“Flash, flash, flash - that’s what you want to go for”, prompts Russell de la Porte. The writer is not lecturing a group of photographers on how to shoot pictures; he is holding a workshop on writing articles, press releases, or Facebook posts. Among his listeners are programme coordinators, project managers, and researchers. Today, professional writing skills have transcended the realms of the media world and entered the daily work of nearly every field.
“Get your stuff into people’s faces”
With that in mind, the Hanns Seidel Foundation Namibia (HSF), invited de la Porte – author, trainer, and consultant – for a two-day workshop to Windhoek’s House of Democracy. On the 15th and 16th of March 2017, employees of HSF and their partner organisations were learning to get their “stuff into people’s faces”, as the writing coach put it bluntly.
Because in our fast paced society, “less is more” has become the mantra of the online publishing world.
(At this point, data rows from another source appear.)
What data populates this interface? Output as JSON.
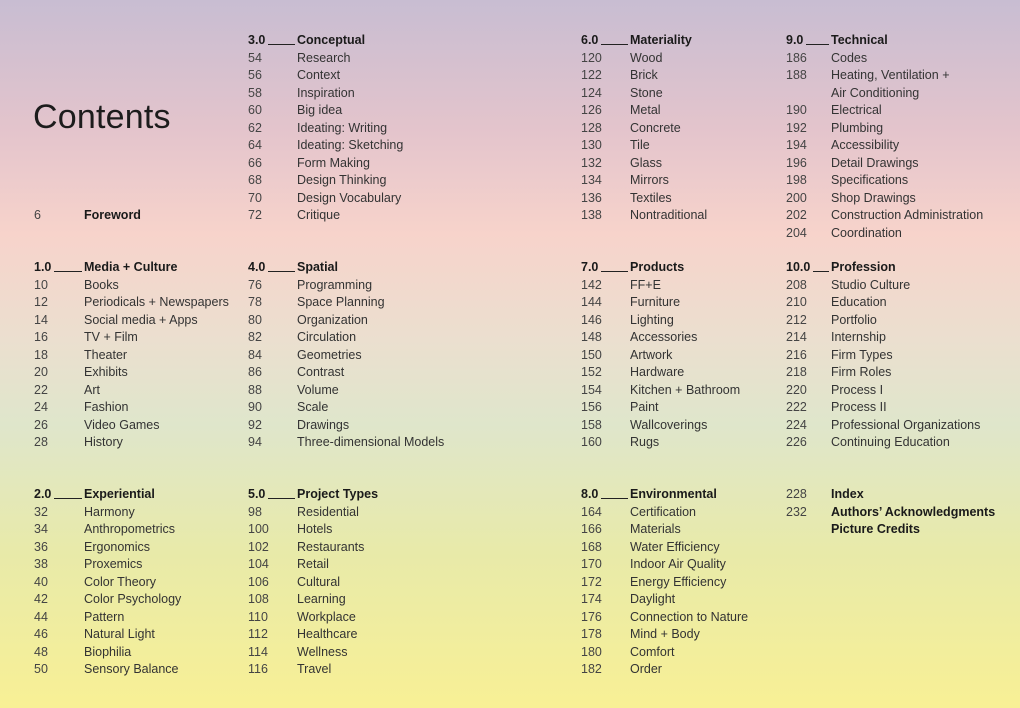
{
  "page_title": "Contents",
  "blocks": [
    {
      "col": 1,
      "row": "r216",
      "items": [
        {
          "page": "6",
          "title": "Foreword",
          "bold": true
        }
      ]
    },
    {
      "col": 1,
      "row": "r268",
      "number": "1.0",
      "heading": "Media + Culture",
      "items": [
        {
          "page": "10",
          "title": "Books"
        },
        {
          "page": "12",
          "title": "Periodicals + Newspapers"
        },
        {
          "page": "14",
          "title": "Social media + Apps"
        },
        {
          "page": "16",
          "title": "TV + Film"
        },
        {
          "page": "18",
          "title": "Theater"
        },
        {
          "page": "20",
          "title": "Exhibits"
        },
        {
          "page": "22",
          "title": "Art"
        },
        {
          "page": "24",
          "title": "Fashion"
        },
        {
          "page": "26",
          "title": "Video Games"
        },
        {
          "page": "28",
          "title": "History"
        }
      ]
    },
    {
      "col": 1,
      "row": "r495",
      "number": "2.0",
      "heading": "Experiential",
      "items": [
        {
          "page": "32",
          "title": "Harmony"
        },
        {
          "page": "34",
          "title": "Anthropometrics"
        },
        {
          "page": "36",
          "title": "Ergonomics"
        },
        {
          "page": "38",
          "title": "Proxemics"
        },
        {
          "page": "40",
          "title": "Color Theory"
        },
        {
          "page": "42",
          "title": "Color Psychology"
        },
        {
          "page": "44",
          "title": "Pattern"
        },
        {
          "page": "46",
          "title": "Natural Light"
        },
        {
          "page": "48",
          "title": "Biophilia"
        },
        {
          "page": "50",
          "title": "Sensory Balance"
        }
      ]
    },
    {
      "col": 2,
      "row": "r41",
      "number": "3.0",
      "heading": "Conceptual",
      "items": [
        {
          "page": "54",
          "title": "Research"
        },
        {
          "page": "56",
          "title": "Context"
        },
        {
          "page": "58",
          "title": "Inspiration"
        },
        {
          "page": "60",
          "title": "Big idea"
        },
        {
          "page": "62",
          "title": "Ideating: Writing"
        },
        {
          "page": "64",
          "title": "Ideating: Sketching"
        },
        {
          "page": "66",
          "title": "Form Making"
        },
        {
          "page": "68",
          "title": "Design Thinking"
        },
        {
          "page": "70",
          "title": "Design Vocabulary"
        },
        {
          "page": "72",
          "title": "Critique"
        }
      ]
    },
    {
      "col": 2,
      "row": "r268",
      "number": "4.0",
      "heading": "Spatial",
      "items": [
        {
          "page": "76",
          "title": "Programming"
        },
        {
          "page": "78",
          "title": "Space Planning"
        },
        {
          "page": "80",
          "title": "Organization"
        },
        {
          "page": "82",
          "title": "Circulation"
        },
        {
          "page": "84",
          "title": "Geometries"
        },
        {
          "page": "86",
          "title": "Contrast"
        },
        {
          "page": "88",
          "title": "Volume"
        },
        {
          "page": "90",
          "title": "Scale"
        },
        {
          "page": "92",
          "title": "Drawings"
        },
        {
          "page": "94",
          "title": "Three-dimensional Models"
        }
      ]
    },
    {
      "col": 2,
      "row": "r495",
      "number": "5.0",
      "heading": "Project Types",
      "items": [
        {
          "page": "98",
          "title": "Residential"
        },
        {
          "page": "100",
          "title": "Hotels"
        },
        {
          "page": "102",
          "title": "Restaurants"
        },
        {
          "page": "104",
          "title": "Retail"
        },
        {
          "page": "106",
          "title": "Cultural"
        },
        {
          "page": "108",
          "title": "Learning"
        },
        {
          "page": "110",
          "title": "Workplace"
        },
        {
          "page": "112",
          "title": "Healthcare"
        },
        {
          "page": "114",
          "title": "Wellness"
        },
        {
          "page": "116",
          "title": "Travel"
        }
      ]
    },
    {
      "col": 3,
      "row": "r41",
      "number": "6.0",
      "heading": "Materiality",
      "items": [
        {
          "page": "120",
          "title": "Wood"
        },
        {
          "page": "122",
          "title": "Brick"
        },
        {
          "page": "124",
          "title": "Stone"
        },
        {
          "page": "126",
          "title": "Metal"
        },
        {
          "page": "128",
          "title": "Concrete"
        },
        {
          "page": "130",
          "title": "Tile"
        },
        {
          "page": "132",
          "title": "Glass"
        },
        {
          "page": "134",
          "title": "Mirrors"
        },
        {
          "page": "136",
          "title": "Textiles"
        },
        {
          "page": "138",
          "title": "Nontraditional"
        }
      ]
    },
    {
      "col": 3,
      "row": "r268",
      "number": "7.0",
      "heading": "Products",
      "items": [
        {
          "page": "142",
          "title": "FF+E"
        },
        {
          "page": "144",
          "title": "Furniture"
        },
        {
          "page": "146",
          "title": "Lighting"
        },
        {
          "page": "148",
          "title": "Accessories"
        },
        {
          "page": "150",
          "title": "Artwork"
        },
        {
          "page": "152",
          "title": "Hardware"
        },
        {
          "page": "154",
          "title": "Kitchen + Bathroom"
        },
        {
          "page": "156",
          "title": "Paint"
        },
        {
          "page": "158",
          "title": "Wallcoverings"
        },
        {
          "page": "160",
          "title": "Rugs"
        }
      ]
    },
    {
      "col": 3,
      "row": "r495",
      "number": "8.0",
      "heading": "Environmental",
      "items": [
        {
          "page": "164",
          "title": "Certification"
        },
        {
          "page": "166",
          "title": "Materials"
        },
        {
          "page": "168",
          "title": "Water Efficiency"
        },
        {
          "page": "170",
          "title": "Indoor Air Quality"
        },
        {
          "page": "172",
          "title": "Energy Efficiency"
        },
        {
          "page": "174",
          "title": "Daylight"
        },
        {
          "page": "176",
          "title": "Connection to Nature"
        },
        {
          "page": "178",
          "title": "Mind + Body"
        },
        {
          "page": "180",
          "title": "Comfort"
        },
        {
          "page": "182",
          "title": "Order"
        }
      ]
    },
    {
      "col": 4,
      "row": "r41",
      "number": "9.0",
      "heading": "Technical",
      "items": [
        {
          "page": "186",
          "title": "Codes"
        },
        {
          "page": "188",
          "title": "Heating, Ventilation +\nAir Conditioning"
        },
        {
          "page": "190",
          "title": "Electrical"
        },
        {
          "page": "192",
          "title": "Plumbing"
        },
        {
          "page": "194",
          "title": "Accessibility"
        },
        {
          "page": "196",
          "title": "Detail Drawings"
        },
        {
          "page": "198",
          "title": "Specifications"
        },
        {
          "page": "200",
          "title": "Shop Drawings"
        },
        {
          "page": "202",
          "title": "Construction Administration"
        },
        {
          "page": "204",
          "title": "Coordination"
        }
      ]
    },
    {
      "col": 4,
      "row": "r268",
      "number": "10.0",
      "heading": "Profession",
      "items": [
        {
          "page": "208",
          "title": "Studio Culture"
        },
        {
          "page": "210",
          "title": "Education"
        },
        {
          "page": "212",
          "title": "Portfolio"
        },
        {
          "page": "214",
          "title": "Internship"
        },
        {
          "page": "216",
          "title": "Firm Types"
        },
        {
          "page": "218",
          "title": "Firm Roles"
        },
        {
          "page": "220",
          "title": "Process I"
        },
        {
          "page": "222",
          "title": "Process II"
        },
        {
          "page": "224",
          "title": "Professional Organizations"
        },
        {
          "page": "226",
          "title": "Continuing Education"
        }
      ]
    },
    {
      "col": 4,
      "row": "r495",
      "items": [
        {
          "page": "228",
          "title": "Index",
          "bold": true
        },
        {
          "page": "232",
          "title": "Authors’ Acknowledgments",
          "bold": true
        },
        {
          "page": "",
          "title": "Picture Credits",
          "bold": true
        }
      ]
    }
  ]
}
With an overload of information on the web, you have to write eye-catching pieces – the snappier, the better – “flash, flash, flash”. On blogs or Social Media “a picture is worth a 1000 words”, de la Porte knows from experience. So attention over content, ranking over quality? Absolutely not. While quick attention and high ranking in search engines are great, the reader will tire quickly if the content is not adding up. That means a topic has to be well researched and carefully checked for mistakes in the editing process.
Just like any building, a good text requires a good foundation. Here, structure, grammar, spelling, and punctuation are those fundaments, and they are often overlooked. A faulty text will gnaw on the credibility of the author and in the process on the company they are representing.
“Get straight to the point with as few words as possible”
Being aware of today’s struggle to produce quality content on the web, the author released a book in 2014, entitled “The Natural Creative Process in Writing”. There, he emphasises the importance of writing fault-free and reveals tips and tricks on how to “get yourself into that creative mindset”. Tight and vibrant writing are among the core virtues of a good copywriter: “Get straight to the point with as few words as possible”, de la Porte quotes, book in hand.
And yet, you can have the most creatively written piece, red-line-free in every spell check, and still get no attention. That’s where Google Plus (G +) come into play, says the trainer. Getting high up on the world’s number one search engine is as important as getting the piece on paper. Posting on G+ will likely lead to a better search engine ranking because your text is directly indexed by Google.
Following the basic rules presented by Russell de la Porte, now comes practice. Only that will make you a pro.